Jazz has emerged as the lost music of the 20th century. It has been out of the mainstream since the late 1960s. It requires more musicianship, more musicians, and more study than any other genre, which sucks, cause as musicians people are taking more shortcuts than ever. There are no shortcuts in jazz, not in studying it, playing it, or listening to it. Those of us who follow jazz might as well be anthropologists, examining the past and looking for dusty, forgotten relics that are worth their weight in aural gold.

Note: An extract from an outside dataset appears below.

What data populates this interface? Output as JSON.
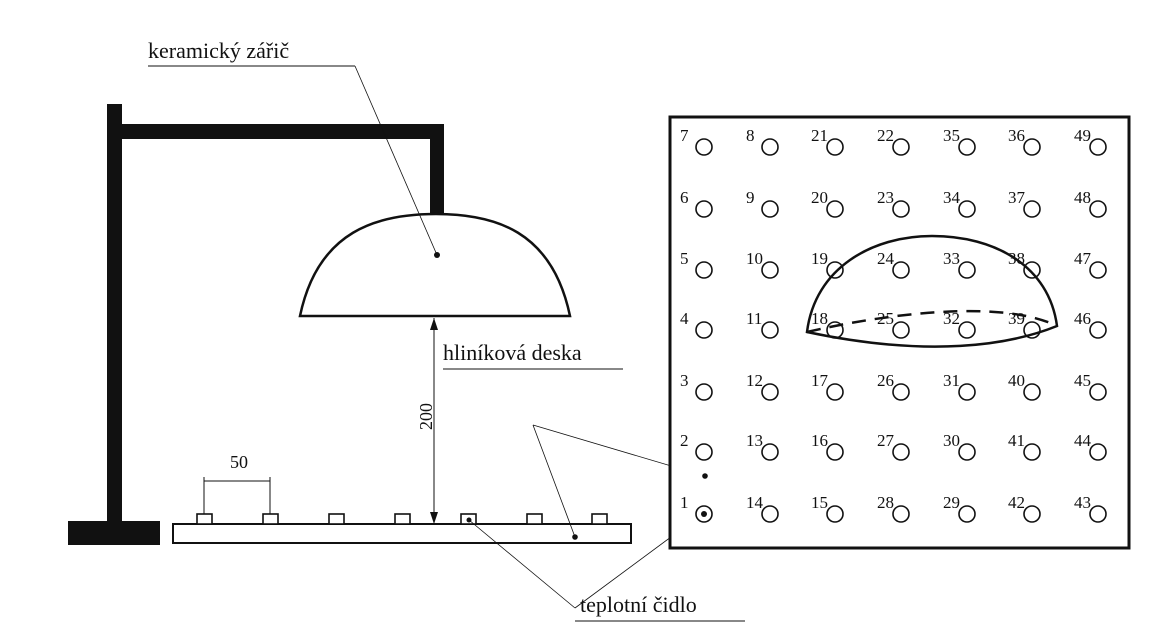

The release of Austin Peralta’s Endless Planets on the Brainfeeder branch of Ninja Tune records comes as somewhat of a shock. Ninja Tune, known for its forays in jazz with releases from Cinematic Orchestra, Jaga Jazzist, and 9 Lazy 9 has allowed Brainfeeder to release a little known solo jazz pianist into the wild.
Then again, Peralta has already been in the wild. Still below drinking age, he has played with some of the greats (Chick Corea and Hank Jones), toured internationally at 16, and already played jazz festivals in Tokyo and Java. Outside of the jazz world, he has collaborated with greats like Flying Lotus and Erykah Badu. Youthful talent can be kickstarted by a day in the spotlight and a little bit of faith.
Released in February 2011, Endless Planets lacks the clumsiness or convention of a young musician. It touches on fifty years of jazz history with aplomb. Make no mistake: This is heavy music. Capricornus is an exercise of 60s free jazz, the jamming freedom tempered down for the record but bursting at the seams. Ode to Love allows the rest of his band to take the spotlight with multiple solos for the sax players. The 13 minute epic Algiers feels in place with the African rhythms of jazz that were popularized by Yusef Lateef and Randy Weston. The melodies careen across a thumping bassline, staccato piano notes tugging against seductive sax lines. The record fades into a blissful digital bubble bath provided by Strangeloop and the Cinematic Orchestra, electronic water to cool you off from forty minutes of fire.
If anything, this record is the sign of the times. Jazz is back and young again. Count us in the revolution.